カリモク家具」と聞いて、多くの方は「こだわりが詰まったハイエンドな家具メーカー」という印象を持たれるでしょう。

実際、「カリモク」は日本を代表する家具ブランドであり、手仕事に宿る職人の感性を大切にしながらも、大規模な量産体制を確立しています。

この「職人技と量産の両立」は、家具業界において極めて稀有な存在です。

創業から80年以上にわたり、日本の家庭に寄り添う家具を届けてきた同社は、いまや国内外で高い評価を得ています。

一方で、今回インタビュアーを務めさせていただく私たち大谷塗料は、創業89年の木工塗料の専門メーカーです。

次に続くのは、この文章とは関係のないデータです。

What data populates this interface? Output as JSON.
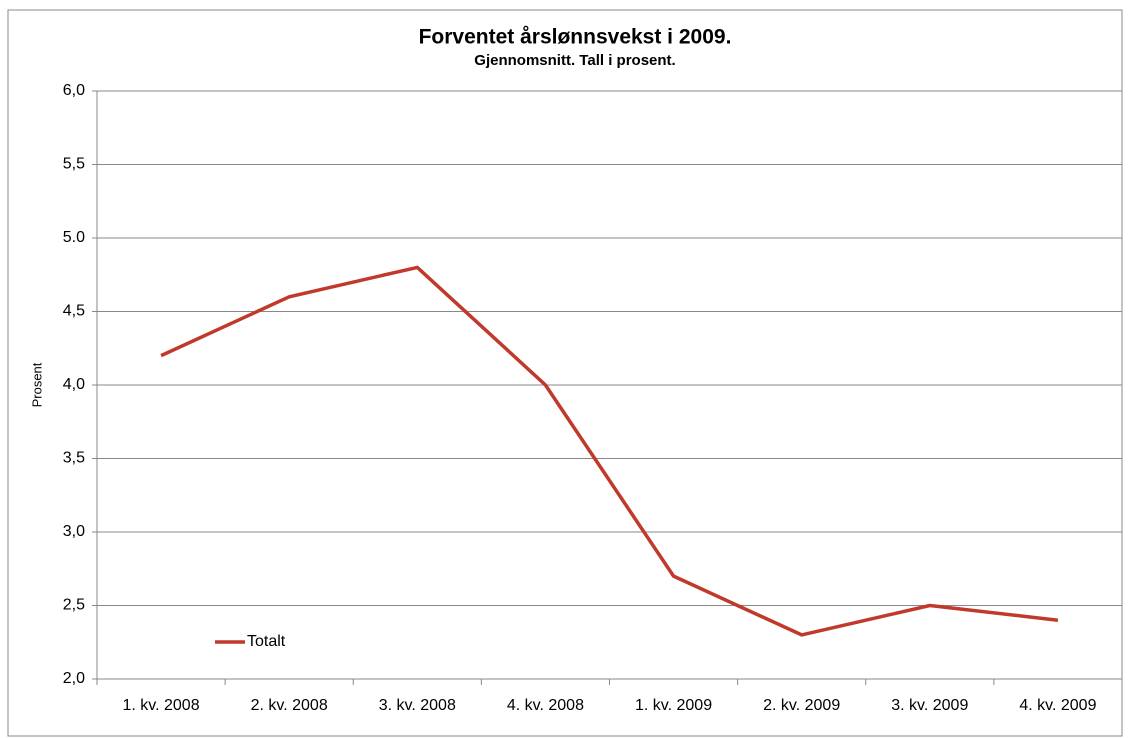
{
  "chart_data": {
    "type": "line",
    "title": "Forventet årslønnsvekst i 2009.",
    "subtitle": "Gjennomsnitt. Tall i prosent.",
    "y_label": "Prosent",
    "categories": [
      "1. kv. 2008",
      "2. kv. 2008",
      "3. kv. 2008",
      "4. kv. 2008",
      "1. kv. 2009",
      "2. kv. 2009",
      "3. kv. 2009",
      "4. kv. 2009"
    ],
    "series": [
      {
        "name": "Totalt",
        "color": "#c0392b",
        "values": [
          4.2,
          4.6,
          4.8,
          4.0,
          2.7,
          2.3,
          2.5,
          2.4
        ]
      }
    ],
    "ylim": [
      2,
      6
    ],
    "yticks": [
      {
        "value": 2,
        "label": "2,0"
      },
      {
        "value": 2.5,
        "label": "2,5"
      },
      {
        "value": 3,
        "label": "3,0"
      },
      {
        "value": 3.5,
        "label": "3,5"
      },
      {
        "value": 4,
        "label": "4,0"
      },
      {
        "value": 4.5,
        "label": "4,5"
      },
      {
        "value": 5,
        "label": "5.0"
      },
      {
        "value": 5.5,
        "label": "5,5"
      },
      {
        "value": 6,
        "label": "6,0"
      }
    ],
    "grid": true,
    "legend": "bottom-left"
  }
}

弊社は数十年来にわたり、全国の家具・建材メーカー数百社に向けて塗料を提案・納入し続けてきました。

その目から見ても、カリモクの「塗装」に対するこだわりは群を抜いています。

しかし、家具の代表的な工程である木工や布地張りと違い、塗装に関してはあまり語られる場がありませんでした。

家具の美しさや耐久性を決定づける大切な要素であるにもかかわらず、工程としての知名度の低さから表に出る機会が少なかったのです。

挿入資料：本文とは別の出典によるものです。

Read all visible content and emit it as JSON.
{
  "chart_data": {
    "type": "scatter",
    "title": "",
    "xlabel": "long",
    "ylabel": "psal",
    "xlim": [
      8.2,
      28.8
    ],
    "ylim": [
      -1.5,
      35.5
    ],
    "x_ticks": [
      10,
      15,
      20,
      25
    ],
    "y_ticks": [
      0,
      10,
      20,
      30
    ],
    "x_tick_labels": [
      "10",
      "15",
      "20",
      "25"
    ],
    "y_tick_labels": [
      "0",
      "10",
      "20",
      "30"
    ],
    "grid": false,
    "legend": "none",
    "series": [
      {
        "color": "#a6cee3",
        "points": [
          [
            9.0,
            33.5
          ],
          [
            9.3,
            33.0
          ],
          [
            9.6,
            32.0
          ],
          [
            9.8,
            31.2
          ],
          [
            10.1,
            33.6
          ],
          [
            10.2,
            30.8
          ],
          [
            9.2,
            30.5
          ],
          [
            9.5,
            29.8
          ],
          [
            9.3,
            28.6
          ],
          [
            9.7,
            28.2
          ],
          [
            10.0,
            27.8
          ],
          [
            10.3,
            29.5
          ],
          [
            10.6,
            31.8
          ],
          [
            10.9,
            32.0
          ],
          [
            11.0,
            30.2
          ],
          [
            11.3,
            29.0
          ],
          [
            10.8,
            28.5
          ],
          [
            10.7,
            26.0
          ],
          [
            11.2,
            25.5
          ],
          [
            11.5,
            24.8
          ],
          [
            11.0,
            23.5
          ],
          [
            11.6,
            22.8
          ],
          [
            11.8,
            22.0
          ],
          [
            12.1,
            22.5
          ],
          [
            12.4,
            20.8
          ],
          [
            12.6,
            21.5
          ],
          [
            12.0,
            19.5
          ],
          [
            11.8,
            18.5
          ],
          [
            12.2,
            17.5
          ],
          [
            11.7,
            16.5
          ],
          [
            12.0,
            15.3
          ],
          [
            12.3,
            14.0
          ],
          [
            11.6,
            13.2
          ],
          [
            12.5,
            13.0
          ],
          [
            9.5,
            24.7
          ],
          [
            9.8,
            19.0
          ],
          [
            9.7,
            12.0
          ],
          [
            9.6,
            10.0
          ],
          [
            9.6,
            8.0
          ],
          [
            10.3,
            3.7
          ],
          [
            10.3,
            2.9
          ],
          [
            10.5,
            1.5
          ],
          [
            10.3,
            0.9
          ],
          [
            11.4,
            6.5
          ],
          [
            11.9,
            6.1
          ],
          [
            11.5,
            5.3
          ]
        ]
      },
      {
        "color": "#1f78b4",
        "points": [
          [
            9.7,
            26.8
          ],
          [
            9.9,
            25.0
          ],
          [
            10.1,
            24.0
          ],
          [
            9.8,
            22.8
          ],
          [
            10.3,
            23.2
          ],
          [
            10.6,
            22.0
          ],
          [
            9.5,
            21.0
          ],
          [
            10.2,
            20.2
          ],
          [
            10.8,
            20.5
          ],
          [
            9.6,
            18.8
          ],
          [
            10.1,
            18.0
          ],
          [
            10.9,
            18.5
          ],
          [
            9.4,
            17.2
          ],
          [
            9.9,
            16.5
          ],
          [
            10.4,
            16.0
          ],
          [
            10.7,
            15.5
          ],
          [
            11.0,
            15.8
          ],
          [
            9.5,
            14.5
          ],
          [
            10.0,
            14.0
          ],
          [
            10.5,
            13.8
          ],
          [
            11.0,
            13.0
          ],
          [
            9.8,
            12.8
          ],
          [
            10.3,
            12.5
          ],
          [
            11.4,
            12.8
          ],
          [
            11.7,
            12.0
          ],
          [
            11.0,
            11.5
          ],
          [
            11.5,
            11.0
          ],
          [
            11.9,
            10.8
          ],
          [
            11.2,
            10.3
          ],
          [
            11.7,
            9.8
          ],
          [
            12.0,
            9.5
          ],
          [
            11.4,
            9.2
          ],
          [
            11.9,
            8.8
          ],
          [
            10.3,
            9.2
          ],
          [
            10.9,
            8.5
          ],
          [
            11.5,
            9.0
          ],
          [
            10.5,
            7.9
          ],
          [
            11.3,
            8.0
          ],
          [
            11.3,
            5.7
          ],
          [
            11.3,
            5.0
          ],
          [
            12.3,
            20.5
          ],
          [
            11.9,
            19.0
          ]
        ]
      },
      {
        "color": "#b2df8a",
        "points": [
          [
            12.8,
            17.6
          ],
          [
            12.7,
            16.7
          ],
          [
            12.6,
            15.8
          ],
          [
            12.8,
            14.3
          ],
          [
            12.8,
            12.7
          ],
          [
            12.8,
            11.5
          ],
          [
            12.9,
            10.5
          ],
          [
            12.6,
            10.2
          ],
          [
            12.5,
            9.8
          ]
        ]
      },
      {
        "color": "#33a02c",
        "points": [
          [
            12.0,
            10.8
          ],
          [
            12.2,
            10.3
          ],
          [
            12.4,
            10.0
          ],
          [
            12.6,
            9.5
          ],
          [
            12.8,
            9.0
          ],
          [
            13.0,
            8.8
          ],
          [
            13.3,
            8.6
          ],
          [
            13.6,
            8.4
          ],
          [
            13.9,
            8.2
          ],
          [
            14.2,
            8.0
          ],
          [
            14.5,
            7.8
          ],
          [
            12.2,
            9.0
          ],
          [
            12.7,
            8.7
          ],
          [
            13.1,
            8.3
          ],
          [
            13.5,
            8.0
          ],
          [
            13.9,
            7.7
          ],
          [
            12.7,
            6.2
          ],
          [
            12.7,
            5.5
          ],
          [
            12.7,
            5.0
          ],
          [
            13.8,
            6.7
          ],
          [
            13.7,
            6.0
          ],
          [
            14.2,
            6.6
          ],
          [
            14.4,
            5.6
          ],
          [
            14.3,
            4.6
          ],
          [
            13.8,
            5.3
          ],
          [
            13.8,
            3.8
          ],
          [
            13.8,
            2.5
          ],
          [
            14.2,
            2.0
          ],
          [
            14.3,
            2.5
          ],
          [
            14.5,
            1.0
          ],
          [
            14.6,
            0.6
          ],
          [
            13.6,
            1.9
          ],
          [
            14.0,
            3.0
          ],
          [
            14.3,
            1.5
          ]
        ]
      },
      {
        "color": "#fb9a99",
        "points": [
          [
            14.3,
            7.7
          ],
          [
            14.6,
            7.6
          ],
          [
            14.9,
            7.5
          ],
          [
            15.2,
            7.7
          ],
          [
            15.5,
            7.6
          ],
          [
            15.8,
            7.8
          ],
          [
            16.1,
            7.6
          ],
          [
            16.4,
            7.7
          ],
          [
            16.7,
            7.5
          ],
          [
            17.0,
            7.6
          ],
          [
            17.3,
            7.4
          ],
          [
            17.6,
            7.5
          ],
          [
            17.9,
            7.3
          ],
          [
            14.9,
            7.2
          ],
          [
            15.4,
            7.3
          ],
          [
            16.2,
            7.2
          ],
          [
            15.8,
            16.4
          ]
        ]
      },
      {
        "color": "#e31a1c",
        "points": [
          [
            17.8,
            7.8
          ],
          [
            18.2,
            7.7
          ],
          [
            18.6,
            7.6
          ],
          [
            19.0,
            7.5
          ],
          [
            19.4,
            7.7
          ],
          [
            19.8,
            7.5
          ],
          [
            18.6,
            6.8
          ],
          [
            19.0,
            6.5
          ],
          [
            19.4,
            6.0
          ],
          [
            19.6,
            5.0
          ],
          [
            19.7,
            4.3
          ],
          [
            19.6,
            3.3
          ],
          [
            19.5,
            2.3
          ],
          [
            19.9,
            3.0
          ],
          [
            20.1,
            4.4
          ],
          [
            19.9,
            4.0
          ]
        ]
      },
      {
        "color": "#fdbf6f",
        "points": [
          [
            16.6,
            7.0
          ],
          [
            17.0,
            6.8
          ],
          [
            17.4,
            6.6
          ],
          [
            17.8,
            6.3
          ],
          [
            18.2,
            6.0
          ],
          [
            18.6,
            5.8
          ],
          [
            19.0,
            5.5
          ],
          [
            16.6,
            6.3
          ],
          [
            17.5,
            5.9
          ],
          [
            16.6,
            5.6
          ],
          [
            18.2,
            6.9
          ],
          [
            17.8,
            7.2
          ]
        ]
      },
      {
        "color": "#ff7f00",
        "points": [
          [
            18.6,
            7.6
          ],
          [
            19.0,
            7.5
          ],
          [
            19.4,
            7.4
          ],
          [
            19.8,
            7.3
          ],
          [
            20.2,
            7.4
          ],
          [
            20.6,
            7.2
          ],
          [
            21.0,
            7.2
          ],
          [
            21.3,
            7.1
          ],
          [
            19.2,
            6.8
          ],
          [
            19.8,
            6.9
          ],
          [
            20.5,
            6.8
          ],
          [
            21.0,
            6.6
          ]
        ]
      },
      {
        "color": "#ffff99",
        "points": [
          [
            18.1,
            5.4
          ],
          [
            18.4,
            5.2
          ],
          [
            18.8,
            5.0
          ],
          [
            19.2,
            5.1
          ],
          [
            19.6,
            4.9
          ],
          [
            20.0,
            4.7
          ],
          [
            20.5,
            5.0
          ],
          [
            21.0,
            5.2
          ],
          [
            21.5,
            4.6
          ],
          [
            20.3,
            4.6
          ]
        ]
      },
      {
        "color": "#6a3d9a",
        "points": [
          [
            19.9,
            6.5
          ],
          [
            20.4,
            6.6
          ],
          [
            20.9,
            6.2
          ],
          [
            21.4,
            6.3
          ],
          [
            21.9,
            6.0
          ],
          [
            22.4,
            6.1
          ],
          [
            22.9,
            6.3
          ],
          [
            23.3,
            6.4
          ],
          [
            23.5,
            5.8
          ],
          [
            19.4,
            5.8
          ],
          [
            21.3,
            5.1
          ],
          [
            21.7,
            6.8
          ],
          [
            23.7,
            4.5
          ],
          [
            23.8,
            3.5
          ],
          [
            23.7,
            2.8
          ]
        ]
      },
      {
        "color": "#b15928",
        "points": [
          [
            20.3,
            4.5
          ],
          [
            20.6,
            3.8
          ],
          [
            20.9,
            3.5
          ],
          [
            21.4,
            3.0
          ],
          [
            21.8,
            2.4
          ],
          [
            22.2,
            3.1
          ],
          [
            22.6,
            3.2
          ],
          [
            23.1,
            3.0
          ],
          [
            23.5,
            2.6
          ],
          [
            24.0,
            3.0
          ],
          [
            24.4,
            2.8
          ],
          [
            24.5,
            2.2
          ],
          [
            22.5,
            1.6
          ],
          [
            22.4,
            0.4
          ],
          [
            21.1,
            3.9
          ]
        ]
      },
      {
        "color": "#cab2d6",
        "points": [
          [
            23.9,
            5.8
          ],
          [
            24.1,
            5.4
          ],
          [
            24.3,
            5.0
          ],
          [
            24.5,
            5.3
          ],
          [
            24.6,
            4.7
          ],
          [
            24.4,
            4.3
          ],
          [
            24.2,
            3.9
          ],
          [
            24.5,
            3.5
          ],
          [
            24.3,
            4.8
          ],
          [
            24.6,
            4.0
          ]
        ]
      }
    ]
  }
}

そこで私たちは「このこだわりを世に伝えなければもったいない」と考え、今回「岐阜カリモク」へ伺い、インタビューを行いました。

岐阜カリモク工場内 椅子木工工程

まずはじめに、そもそも家具の塗装は何のために行われているのでしょうか?

カリモク(青井様):塗装は単に家具に色をつけるだけではなく、木材の美しさを引き出し、それを長持ちさせるために欠かせない工程です。

木材そのものの温かみや木目を活かしながら、暮らしの中での汚れや摩耗、湿気や光による劣化から家具を守る役割を果たしています。

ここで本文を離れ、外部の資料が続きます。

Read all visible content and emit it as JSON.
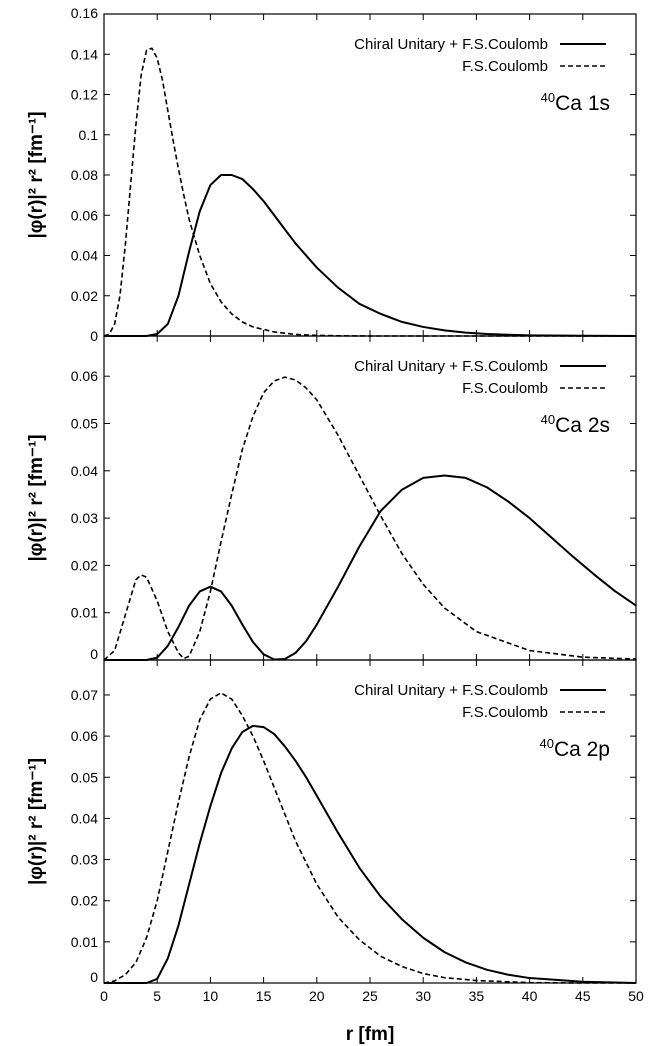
{
  "chart_data": [
    {
      "type": "line",
      "panel_label": {
        "sup": "40",
        "text": "Ca 1s"
      },
      "ylabel": "|φ(r)|² r² [fm⁻¹]",
      "xlim": [
        0,
        50
      ],
      "ylim": [
        0,
        0.16
      ],
      "yticks": [
        "0",
        "0.02",
        "0.04",
        "0.06",
        "0.08",
        "0.1",
        "0.12",
        "0.14",
        "0.16"
      ],
      "yticks_values": [
        0,
        0.02,
        0.04,
        0.06,
        0.08,
        0.1,
        0.12,
        0.14,
        0.16
      ],
      "legend": "top-right",
      "series": [
        {
          "name": "Chiral Unitary + F.S.Coulomb",
          "style": "solid",
          "x": [
            0,
            3,
            4,
            5,
            6,
            7,
            8,
            9,
            10,
            11,
            12,
            13,
            14,
            15,
            16,
            17,
            18,
            20,
            22,
            24,
            26,
            28,
            30,
            32,
            34,
            36,
            38,
            40,
            45,
            50
          ],
          "y": [
            0,
            0,
            0,
            0.001,
            0.006,
            0.02,
            0.042,
            0.062,
            0.075,
            0.08,
            0.08,
            0.078,
            0.073,
            0.067,
            0.06,
            0.053,
            0.046,
            0.034,
            0.024,
            0.016,
            0.011,
            0.007,
            0.0045,
            0.0028,
            0.0017,
            0.001,
            0.0006,
            0.0003,
            0.0001,
            0
          ]
        },
        {
          "name": "F.S.Coulomb",
          "style": "dashed",
          "x": [
            0,
            0.5,
            1,
            1.5,
            2,
            2.5,
            3,
            3.5,
            4,
            4.5,
            5,
            5.5,
            6,
            6.5,
            7,
            7.5,
            8,
            9,
            10,
            11,
            12,
            13,
            14,
            16,
            18,
            20,
            22,
            25,
            30,
            50
          ],
          "y": [
            0,
            0.001,
            0.006,
            0.02,
            0.045,
            0.075,
            0.105,
            0.13,
            0.142,
            0.143,
            0.138,
            0.127,
            0.112,
            0.097,
            0.083,
            0.07,
            0.058,
            0.04,
            0.026,
            0.017,
            0.011,
            0.007,
            0.0045,
            0.002,
            0.0008,
            0.0003,
            0.0001,
            0,
            0,
            0
          ]
        }
      ]
    },
    {
      "type": "line",
      "panel_label": {
        "sup": "40",
        "text": "Ca 2s"
      },
      "ylabel": "|φ(r)|² r² [fm⁻¹]",
      "xlim": [
        0,
        50
      ],
      "ylim": [
        0,
        0.0685
      ],
      "yticks": [
        "0",
        "0.01",
        "0.02",
        "0.03",
        "0.04",
        "0.05",
        "0.06"
      ],
      "yticks_values": [
        0,
        0.01,
        0.02,
        0.03,
        0.04,
        0.05,
        0.06
      ],
      "legend": "top-right",
      "series": [
        {
          "name": "Chiral Unitary + F.S.Coulomb",
          "style": "solid",
          "x": [
            0,
            4,
            5,
            6,
            7,
            8,
            9,
            10,
            11,
            12,
            13,
            14,
            15,
            16,
            17,
            18,
            19,
            20,
            22,
            24,
            26,
            28,
            30,
            32,
            34,
            36,
            38,
            40,
            42,
            44,
            46,
            48,
            50
          ],
          "y": [
            0,
            0,
            0.0005,
            0.003,
            0.007,
            0.0115,
            0.0145,
            0.0155,
            0.0145,
            0.0115,
            0.0075,
            0.0038,
            0.0012,
            0.0001,
            0.0002,
            0.0015,
            0.004,
            0.0075,
            0.0155,
            0.024,
            0.0315,
            0.036,
            0.0385,
            0.039,
            0.0385,
            0.0365,
            0.0335,
            0.03,
            0.026,
            0.022,
            0.0182,
            0.0146,
            0.0115
          ]
        },
        {
          "name": "F.S.Coulomb",
          "style": "dashed",
          "x": [
            0,
            1,
            2,
            3,
            3.5,
            4,
            5,
            6,
            7,
            7.5,
            8,
            9,
            10,
            11,
            12,
            13,
            14,
            15,
            16,
            17,
            18,
            19,
            20,
            22,
            24,
            26,
            28,
            30,
            32,
            35,
            40,
            45,
            50
          ],
          "y": [
            0,
            0.002,
            0.0095,
            0.017,
            0.018,
            0.0175,
            0.0125,
            0.006,
            0.0015,
            0.0003,
            0.0008,
            0.006,
            0.0145,
            0.025,
            0.035,
            0.0445,
            0.0515,
            0.0565,
            0.059,
            0.0598,
            0.0592,
            0.0575,
            0.055,
            0.0475,
            0.039,
            0.0305,
            0.0225,
            0.016,
            0.011,
            0.006,
            0.002,
            0.0006,
            0.0002
          ]
        }
      ]
    },
    {
      "type": "line",
      "panel_label": {
        "sup": "40",
        "text": "Ca 2p"
      },
      "ylabel": "|φ(r)|² r² [fm⁻¹]",
      "xlabel": "r [fm]",
      "xlim": [
        0,
        50
      ],
      "ylim": [
        0,
        0.0785
      ],
      "xticks": [
        "0",
        "5",
        "10",
        "15",
        "20",
        "25",
        "30",
        "35",
        "40",
        "45",
        "50"
      ],
      "xticks_values": [
        0,
        5,
        10,
        15,
        20,
        25,
        30,
        35,
        40,
        45,
        50
      ],
      "yticks": [
        "0",
        "0.01",
        "0.02",
        "0.03",
        "0.04",
        "0.05",
        "0.06",
        "0.07"
      ],
      "yticks_values": [
        0,
        0.01,
        0.02,
        0.03,
        0.04,
        0.05,
        0.06,
        0.07
      ],
      "legend": "top-right",
      "series": [
        {
          "name": "Chiral Unitary + F.S.Coulomb",
          "style": "solid",
          "x": [
            0,
            4,
            5,
            6,
            7,
            8,
            9,
            10,
            11,
            12,
            13,
            14,
            15,
            16,
            17,
            18,
            19,
            20,
            22,
            24,
            26,
            28,
            30,
            32,
            34,
            36,
            38,
            40,
            45,
            50
          ],
          "y": [
            0,
            0,
            0.001,
            0.006,
            0.014,
            0.024,
            0.034,
            0.043,
            0.051,
            0.057,
            0.061,
            0.0625,
            0.0622,
            0.0605,
            0.0575,
            0.054,
            0.05,
            0.0455,
            0.0365,
            0.028,
            0.021,
            0.0155,
            0.011,
            0.0075,
            0.005,
            0.0032,
            0.002,
            0.0012,
            0.0003,
            0
          ]
        },
        {
          "name": "F.S.Coulomb",
          "style": "dashed",
          "x": [
            0,
            1,
            2,
            3,
            4,
            5,
            6,
            7,
            8,
            9,
            10,
            11,
            12,
            13,
            14,
            15,
            16,
            17,
            18,
            20,
            22,
            24,
            26,
            28,
            30,
            32,
            35,
            40,
            45,
            50
          ],
          "y": [
            0,
            0.0005,
            0.002,
            0.005,
            0.011,
            0.02,
            0.032,
            0.044,
            0.055,
            0.064,
            0.069,
            0.0705,
            0.069,
            0.065,
            0.06,
            0.054,
            0.0475,
            0.041,
            0.0345,
            0.024,
            0.016,
            0.0105,
            0.0065,
            0.004,
            0.0023,
            0.0013,
            0.0006,
            0.0001,
            0,
            0
          ]
        }
      ]
    }
  ]
}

購買部取締役部長の青井様。塗料を含めたすべての資材購入の最終決定を担当する。

具体的に、カリモクが塗装についてこだわっている点はどこですか?

カリモク(青井様):私たちが特に重視しているのは「質感・艶」「色」「物性」の3つです。

質感・艶へのこだわり

カリモク(青井様):木材の持つ魅力を最大限に引き出すため、質感と艶の調整には特にこだわっています。

例えばウォールナット材では、「無塗装感」イメージした仕上げをメインに採用しています。

一見すると塗装していないように見えますが、実際には特殊な塗料と技法を駆使し、自然な木質感を残しながら表面を保護しています。

塗膜の厚さや透け感を調整し、見た目だけでなく素手で触れたときに感じる肌触りまで、デザインの一部として追及しています。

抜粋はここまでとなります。